Regarding Michael Adams’s “Continental Divide” (April/May): Americans, generally, I think, regard us with good-will, but they don’t quite understand why Canada exists.
I think we should be careful to stroke American feelings with well-constructed diplomacy. What the Chrétien government did in response to the Iraq crisis may not have been wrong, and certainly it had majority support in Canada, but what it said was ill-considered.
Canadian nationalism is usually low-key, and in many circles “nationalism” is a bad word. That is not unwise, for though we are free to be different, we should not trumpet the differences too loudly. The United States will not tolerate a rival on its border.
Mayne Island, B.C.
Michael Adams argues with his usual verve that the values Canadians report they have differ sharply from those of Americans. I have no quarrel with that; I applaud his attempt to preserve the difference.
The reality that many Canadians face, however, is not as rosy as he depicts. He lumps our social-assistance programs in with those of Europe, in contrast to the U.S. Usually, those who study the problem link Canada and the U.S. together.
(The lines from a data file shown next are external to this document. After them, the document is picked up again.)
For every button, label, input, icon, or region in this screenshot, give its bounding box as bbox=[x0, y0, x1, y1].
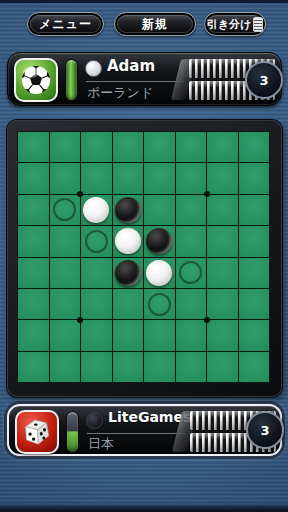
board-cell-a4[interactable] bbox=[18, 226, 49, 256]
board-cell-f5[interactable] bbox=[176, 258, 207, 288]
white-disc bbox=[83, 197, 109, 223]
board-cell-b7[interactable] bbox=[50, 320, 81, 350]
legal-move-hint-f5[interactable] bbox=[179, 261, 202, 284]
board-cell-c5[interactable] bbox=[81, 258, 112, 288]
board-inner bbox=[17, 131, 270, 383]
board-cell-f2[interactable] bbox=[176, 163, 207, 193]
panel-divider bbox=[86, 81, 184, 82]
board-cell-a8[interactable] bbox=[18, 352, 49, 382]
board-cell-d5[interactable] bbox=[113, 258, 144, 288]
board-cell-a1[interactable] bbox=[18, 132, 49, 162]
board-cell-h6[interactable] bbox=[239, 289, 270, 319]
board-cell-h1[interactable] bbox=[239, 132, 270, 162]
disc-count-top: 3 bbox=[259, 73, 268, 88]
board-cell-c1[interactable] bbox=[81, 132, 112, 162]
player-country-bottom: 日本 bbox=[88, 435, 114, 453]
board-cell-g7[interactable] bbox=[207, 320, 238, 350]
board-cell-b3[interactable] bbox=[50, 195, 81, 225]
board-cell-a7[interactable] bbox=[18, 320, 49, 350]
player-name-top: Adam bbox=[107, 57, 155, 75]
board-cell-h7[interactable] bbox=[239, 320, 270, 350]
board-cell-e3[interactable] bbox=[144, 195, 175, 225]
board-cell-f1[interactable] bbox=[176, 132, 207, 162]
piece-stack-icon bbox=[253, 17, 263, 32]
board-cell-b5[interactable] bbox=[50, 258, 81, 288]
board-cell-f3[interactable] bbox=[176, 195, 207, 225]
board-cell-e8[interactable] bbox=[144, 352, 175, 382]
star-point bbox=[204, 191, 210, 197]
player-panel-bottom: LiteGames 日本 3 bbox=[7, 404, 282, 456]
menu-button-label: メニュー bbox=[39, 16, 92, 33]
board-cell-e2[interactable] bbox=[144, 163, 175, 193]
board-cell-f8[interactable] bbox=[176, 352, 207, 382]
board-cell-b2[interactable] bbox=[50, 163, 81, 193]
disc-count-badge-bottom: 3 bbox=[246, 411, 284, 449]
white-disc bbox=[115, 228, 141, 254]
board-cell-a6[interactable] bbox=[18, 289, 49, 319]
board-cell-h8[interactable] bbox=[239, 352, 270, 382]
board-cell-e6[interactable] bbox=[144, 289, 175, 319]
legal-move-hint-c4[interactable] bbox=[85, 230, 108, 253]
board-cell-c8[interactable] bbox=[81, 352, 112, 382]
board-cell-e1[interactable] bbox=[144, 132, 175, 162]
timer-indicator-bottom bbox=[66, 411, 79, 453]
board-cell-f6[interactable] bbox=[176, 289, 207, 319]
board-cell-e4[interactable] bbox=[144, 226, 175, 256]
board-cell-e5[interactable] bbox=[144, 258, 175, 288]
board-cell-c6[interactable] bbox=[81, 289, 112, 319]
black-disc bbox=[115, 197, 141, 223]
black-disc bbox=[115, 260, 141, 286]
board-cell-h3[interactable] bbox=[239, 195, 270, 225]
board-cell-e7[interactable] bbox=[144, 320, 175, 350]
star-point bbox=[204, 317, 210, 323]
star-point bbox=[77, 191, 83, 197]
board-cell-a3[interactable] bbox=[18, 195, 49, 225]
board-cell-a5[interactable] bbox=[18, 258, 49, 288]
board-cell-h2[interactable] bbox=[239, 163, 270, 193]
black-disc bbox=[146, 228, 172, 254]
board-cell-d8[interactable] bbox=[113, 352, 144, 382]
reversi-board bbox=[7, 120, 282, 397]
bottom-edge-strip bbox=[0, 503, 288, 512]
new-game-button-label: 新規 bbox=[142, 16, 168, 33]
board-cell-c7[interactable] bbox=[81, 320, 112, 350]
offer-draw-button-label: 引き分け bbox=[207, 17, 252, 32]
board-cell-g8[interactable] bbox=[207, 352, 238, 382]
app-screen: メニュー 新規 引き分け bbox=[0, 0, 288, 512]
board-cell-b1[interactable] bbox=[50, 132, 81, 162]
board-cell-g6[interactable] bbox=[207, 289, 238, 319]
board-cell-b4[interactable] bbox=[50, 226, 81, 256]
disc-count-badge-top: 3 bbox=[245, 61, 283, 99]
board-cell-f7[interactable] bbox=[176, 320, 207, 350]
black-disc-indicator bbox=[86, 412, 103, 429]
board-cell-d2[interactable] bbox=[113, 163, 144, 193]
timer-indicator-top bbox=[65, 59, 78, 101]
board-cell-g1[interactable] bbox=[207, 132, 238, 162]
disc-count-bottom: 3 bbox=[260, 423, 269, 438]
board-cell-g5[interactable] bbox=[207, 258, 238, 288]
legal-move-hint-e6[interactable] bbox=[148, 293, 171, 316]
board-cell-c2[interactable] bbox=[81, 163, 112, 193]
board-cell-c4[interactable] bbox=[81, 226, 112, 256]
top-edge-strip bbox=[0, 0, 288, 3]
board-cell-a2[interactable] bbox=[18, 163, 49, 193]
board-cell-b8[interactable] bbox=[50, 352, 81, 382]
board-grid bbox=[17, 131, 270, 383]
board-cell-d3[interactable] bbox=[113, 195, 144, 225]
board-cell-b6[interactable] bbox=[50, 289, 81, 319]
board-cell-g2[interactable] bbox=[207, 163, 238, 193]
dice-icon bbox=[15, 410, 59, 454]
player-panel-top: Adam ポーランド 3 bbox=[7, 52, 282, 106]
board-cell-c3[interactable] bbox=[81, 195, 112, 225]
offer-draw-button[interactable]: 引き分け bbox=[204, 12, 266, 36]
player-country-top: ポーランド bbox=[87, 84, 153, 102]
panel-divider bbox=[87, 433, 185, 434]
menu-button[interactable]: メニュー bbox=[27, 12, 104, 36]
board-cell-d1[interactable] bbox=[113, 132, 144, 162]
board-cell-d6[interactable] bbox=[113, 289, 144, 319]
board-cell-g3[interactable] bbox=[207, 195, 238, 225]
board-cell-d4[interactable] bbox=[113, 226, 144, 256]
board-cell-g4[interactable] bbox=[207, 226, 238, 256]
board-cell-h5[interactable] bbox=[239, 258, 270, 288]
white-disc-indicator bbox=[85, 60, 102, 77]
soccer-ball-icon bbox=[14, 58, 58, 102]
white-disc bbox=[146, 260, 172, 286]
star-point bbox=[77, 317, 83, 323]
board-cell-d7[interactable] bbox=[113, 320, 144, 350]
board-cell-h4[interactable] bbox=[239, 226, 270, 256]
new-game-button[interactable]: 新規 bbox=[114, 12, 196, 36]
legal-move-hint-b3[interactable] bbox=[53, 198, 76, 221]
board-cell-f4[interactable] bbox=[176, 226, 207, 256]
For instance, despite all the blathering by politicians over the years, one in six Canadian children still lives in a poor family – a far cry from European figures.
How is the disconnect possible? For one thing, three of the most populous provinces have had right-wing governments who savaged the social-assistance programs and their recipients. But behind all that, none other than Paul Martin, in his 1995 budget, cut the provinces fiscally adrift when he cut back on the cost-sharing of social expenditures. Cost-sharing was a quintessentially Canadian device, arising from the recommendations of the Rowell-Sirois Commission in 1940 on how to avoid the political and social chaos of the Great Depression, patiently negotiated during the early 1960s. Martin rammed through Parliament what was tantamount to a constitutional change.
Martin has already demonstrated his ability to move Canada closer to the U.S. Who knows? Would presiding over a minority government stop him?
Pat Kerans
Ottawa
I think Michael Adams is generally correct about how Canadian society has diverged from the values of many Americans. The problem with all of this is that as we have become more different, we have also become more smug, interpreting our difference as a sign of superiority.